一方、サードパーティーのクラウド型WAFを導入する場合は、ルール(シグネチャ)の選定や管理業務はすべてベンダーに任せることができるので、WAFの運用業務が楽になります。

誤検知対応の作業が異なる

誤検知とは、正常な動きや通信を不正アクセスとして誤って判定することです。誤検知が発生してしまうと、通常の利用者がWebサイトやWebシステムにアクセスできなくなるので、顧客の不信感やクレームを招き、売上機会の損失にも繋がります。

 

AWS WAFで誤検知が発生した場合、自身で設定したルールを精査し誤検知の原因を特定して修正する必要があります。また、マネージドルールを利用している場合は、ルールの詳細は非公開であるため、誤検知を回避するためにカスタムルールの作成が必要となります。

 

それに対して、サードパーティーのクラウド型WAFを利用する場合は、誤検知が発生した際の原因特定やルールの調整はベンダーのサポートに依頼できます。誤検知調査の協力や結果確認のみを対応すれば大丈夫なので、WAFの運用工数を最小限に抑えることができます。

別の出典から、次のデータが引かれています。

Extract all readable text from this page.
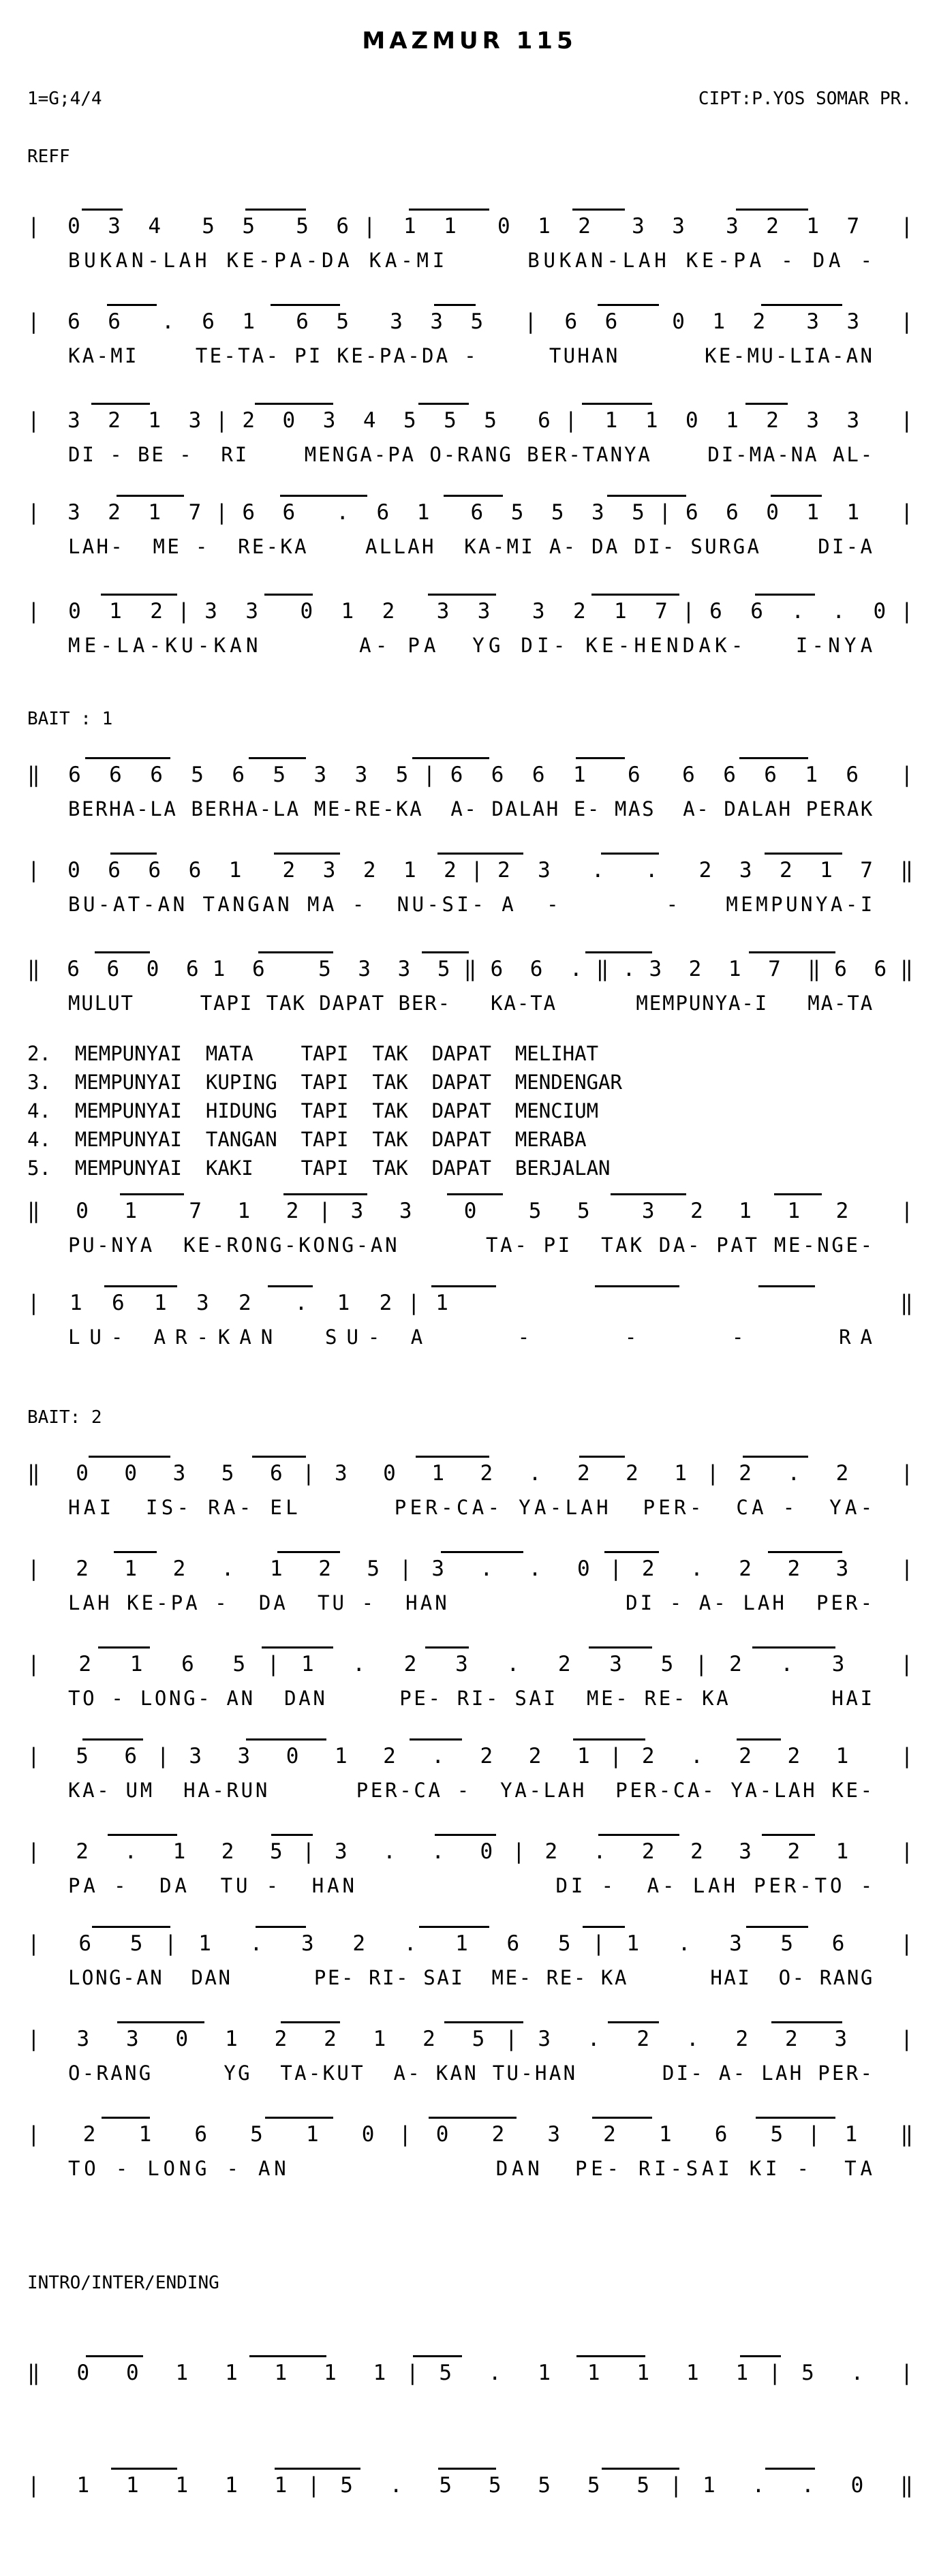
MAZMUR 115
1=G;4/4	CIPT:P.YOS SOMAR PR.
REFF
BAIT : 1
BAIT: 2
INTRO/INTER/ENDING
|  0  3  4   5  5   5  6 |  1  1   0  1  2   3  3   3  2  1  7   |
BUKAN-LAH KE-PA-DA KA-MI     BUKAN-LAH KE-PA - DA -
|  6  6   .  6  1   6  5   3  3  5   |  6  6    0  1  2   3  3   |
KA-MI    TE-TA- PI KE-PA-DA -     TUHAN      KE-MU-LIA-AN
|  3  2  1  3 | 2  0  3  4  5  5  5   6 |  1  1  0  1  2  3  3   |
DI - BE -  RI    MENGA-PA O-RANG BER-TANYA    DI-MA-NA AL-
|  3  2  1  7 | 6  6   .  6  1   6  5  5  3  5 | 6  6  0  1  1   |
LAH-  ME -  RE-KA    ALLAH  KA-MI A- DA DI- SURGA    DI-A
|  0  1  2 | 3  3   0  1  2   3  3   3  2  1  7 | 6  6  .  .  0 |
ME-LA-KU-KAN      A- PA  YG DI- KE-HENDAK-   I-NYA
‖  6  6  6  5  6  5  3  3  5 | 6  6  6  1   6   6  6  6  1  6   |
BERHA-LA BERHA-LA ME-RE-KA  A- DALAH E- MAS  A- DALAH PERAK
|  0  6  6  6  1   2  3  2  1  2 | 2  3   .   .   2  3  2  1  7  ‖
BU-AT-AN TANGAN MA -  NU-SI- A  -       -   MEMPUNYA-I
‖  6  6  0  6 1  6    5  3  3  5 ‖ 6  6  . ‖ . 3  2  1  7  ‖ 6  6 ‖
MULUT     TAPI TAK DAPAT BER-   KA-TA      MEMPUNYA-I   MA-TA
‖  0  1   7  1  2 | 3  3   0   5  5   3  2  1  1  2   |
PU-NYA  KE-RONG-KONG-AN      TA- PI  TAK DA- PAT ME-NGE-
|  1  6  1  3  2   .  1  2 | 1                                ‖
LU- AR-KAN  SU- A    -    -    -    RA
‖  0  0  3  5  6 | 3  0  1  2  .  2  2  1 | 2  .  2   |
HAI  IS- RA- EL      PER-CA- YA-LAH  PER-  CA -  YA-
|  2  1  2  .  1  2  5 | 3  .  .  0 | 2  .  2  2  3   |
LAH KE-PA -  DA  TU -  HAN            DI - A- LAH  PER-
|  2  1  6  5 | 1  .  2  3  .  2  3  5 | 2  .  3   |
TO - LONG- AN  DAN     PE- RI- SAI  ME- RE- KA       HAI
|  5  6 | 3  3  0  1  2  .  2  2  1 | 2  .  2  2  1   |
KA- UM  HA-RUN      PER-CA -  YA-LAH  PER-CA- YA-LAH KE-
|  2  .  1  2  5 | 3  .  .  0 | 2  .  2  2  3  2  1   |
PA -  DA  TU -  HAN             DI -  A- LAH PER-TO -
|  6  5 | 1  .  3  2  .  1  6  5 | 1  .  3  5  6   |
LONG-AN  DAN      PE- RI- SAI  ME- RE- KA      HAI  O- RANG
|  3  3  0  1  2  2  1  2  5 | 3  .  2  .  2  2  3   |
O-RANG     YG  TA-KUT  A- KAN TU-HAN      DI- A- LAH PER-
|  2  1  6  5  1  0 | 0  2  3  2  1  6  5 | 1  ‖
TO - LONG - AN             DAN  PE- RI-SAI KI -  TA
‖  0  0  1  1  1  1  1 | 5  .  1  1  1  1  1 | 5  .  |
|  1  1  1  1  1 | 5  .  5  5  5  5  5 | 1  .  .  0  ‖
2.  MEMPUNYAI  MATA    TAPI  TAK  DAPAT  MELIHAT
3.  MEMPUNYAI  KUPING  TAPI  TAK  DAPAT  MENDENGAR
4.  MEMPUNYAI  HIDUNG  TAPI  TAK  DAPAT  MENCIUM
4.  MEMPUNYAI  TANGAN  TAPI  TAK  DAPAT  MERABA
5.  MEMPUNYAI  KAKI    TAPI  TAK  DAPAT  BERJALAN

AWS WAFの運用ならWAF自動運用サービス「WafCharm(ワフチャーム)」

AWS WAFの運用作業を楽するにはWAF自動運用サービス「WafCharm(ワフチャーム)」がおすすめです。

 

個々の環境に合わせて最適なAWS WAFルールを設定するので、WafCharmを利用することでルール作成の手間を大きく削減できます。ルールの保守運用や管理はWafCharm側で行うため、AWS WAF担当者の手間を最小限に抑えることができます。

 

さらに、ルールのカスタマイズや誤検知の調査や調整などもすべてWafCharm側が代行するので、たとえ社内にセキュリティに詳しい人材がいなくてもAWS WAFを簡単に活用することができます。

 

WafCharmについて詳しくはこちらの資料をダウンロードしてください。

AWS環境でサードパーティーのクラウド型WAFを導入すべきケース

優れた防御能力を持つAWS WAFですが、すべてのAWS環境でAWS WAFの導入が最適とは限りません。

 

ここでは、AWS環境でもサードパーティーのクラウド型WAFを導入すべき2つのケースを紹介します。

クラウドをハイブリッドで運用しているケース

ハイブリッドクラウドとは、パブリッククラウド、プライベートクラウド、オンプレミスなど、複数の環境を連携させて運用することです。それぞれの環境の強みを活かせるため、ハイブリッドクラウドで運用する企業が多いです。

 

ただし、AWS WAFはAWS環境でしか利用できないため、AzureやGoogle Cloudなどのパブリッククラウドや、プライベートクラウド、オンプレミス環境において違うWAFを導入する必要があります。

 

複数WAFの組み合わせによりWAFの運用が複雑化となり、運用工数が膨大になってしまいます。

 

一方、サードパーティーのクラウド型WAFはすべての環境にも導入できるため、ぞれぞれの環境に併せてWAFを導入する必要がなくなります。WAFの一元管理によってWAFの運用工数も最小限に抑えることができます。

複数サイトを立ち上げるケース

複数のWebサイトを立ち上げる場合、AWS WAFの設定が煩雑になる可能性があるため、サードパーティーのクラウド型WAFを利用することがおすすめです。

 

AWS WAFを導入するには、AWS WAFの設定だけでなくAWS CloudFrontやALB(Application Load Balancer)の構築も必要です。また、AWS WAFのルールもそれぞれで設定しなければなりません。そういった作業によってWAFの導入工数が高くなります。

 

それに対して、サードパーティーのクラウド型WAFの導入作業が楽です。DNSを切り替えるだけで導入できるので、複数のWebサイトでも複雑な設定作業が不要です。

 

また、将来新しいサイトを立ち上げる際にも、同じようにDNSを設定するだけでWAFを適用できるため、WAF導入の手間を大幅に減らすことができます。